The court based its analysis on the provisions of the Canada Business Corporations Act (CBCA), the corporate statute governing Cathay Forest. The CBCA does not state whether a requisitioning shareholder is entitled to reimbursement of its expenses in the case of a court-ordered meeting. The court concluded that, in such circumstances, the requisitioning shareholder should be reimbursed for those expenses that it would have been entitled to recover under the CBCA had the shareholder called the meeting. (A shareholder can requisition a meeting where the board does not call a meeting within 21 days of receiving a valid requisition. In this case the court found that it was impracticable for the shareholder to do so, given the inaction of the Cathay Forest board). Under the CBCA, a corporation is required to reimburse requisitioning shareholders (where the shareholders call the meeting, not under court order) for those expenses “reasonably incurred by them in requisitioning, calling and holding the meeting.”

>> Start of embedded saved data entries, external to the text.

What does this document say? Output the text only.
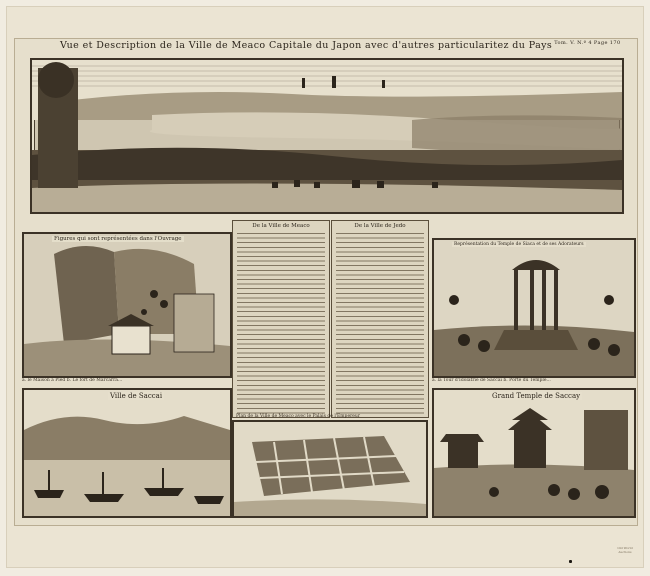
Vue et Description de la Ville de Meaco Capitale du Japon avec d'autres particularitez du Pays $^{Tom. V. N.º 4 Page 170}$
Figures qui sont représentées dans l'Ouvrage
De la Ville de Meaco	De la Ville de Jedo
Représentation du Temple de Siaca et de ses Adorateurs
Ville de Saccai	Grand Temple de Saccay
a. le Maison à Pied b. Le fort de Marcarra...
Plan de la Ville de Meaco avec le Palais de l'Empereur
a. la Tour d'Idolatrie de Saccai b. Porte du Temple...
Old World Auctions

The court reviewed the expenses incurred, which consisted of printing costs, the costs of the court-appointed independent chair of the meeting and the fees of the shareholder’s proxy advisory firm and legal counsel. The analysis focused on the fees of the proxy advisory firm, which had provided a broad range of services. The court ordered reimbursement for the expenses it considered to relate to the “requisitioning, calling and holding” of the meeting, such as expenses relating to the (i) making of the requisition, (ii) engagement of service providers to facilitate the meeting, (iii) retention of the independent chair, and (iv) mechanics of calling the meeting. The court did not order reimbursement for expenses relating to other matters, including: (i) strategic advice to the requisitioning shareholder before the requisition was made, (ii) strategic advice to the proposed slate of directors about the future conduct of the business of the corporation, and (iii) the production of evidence for the shareholder in support of the court order calling the meeting.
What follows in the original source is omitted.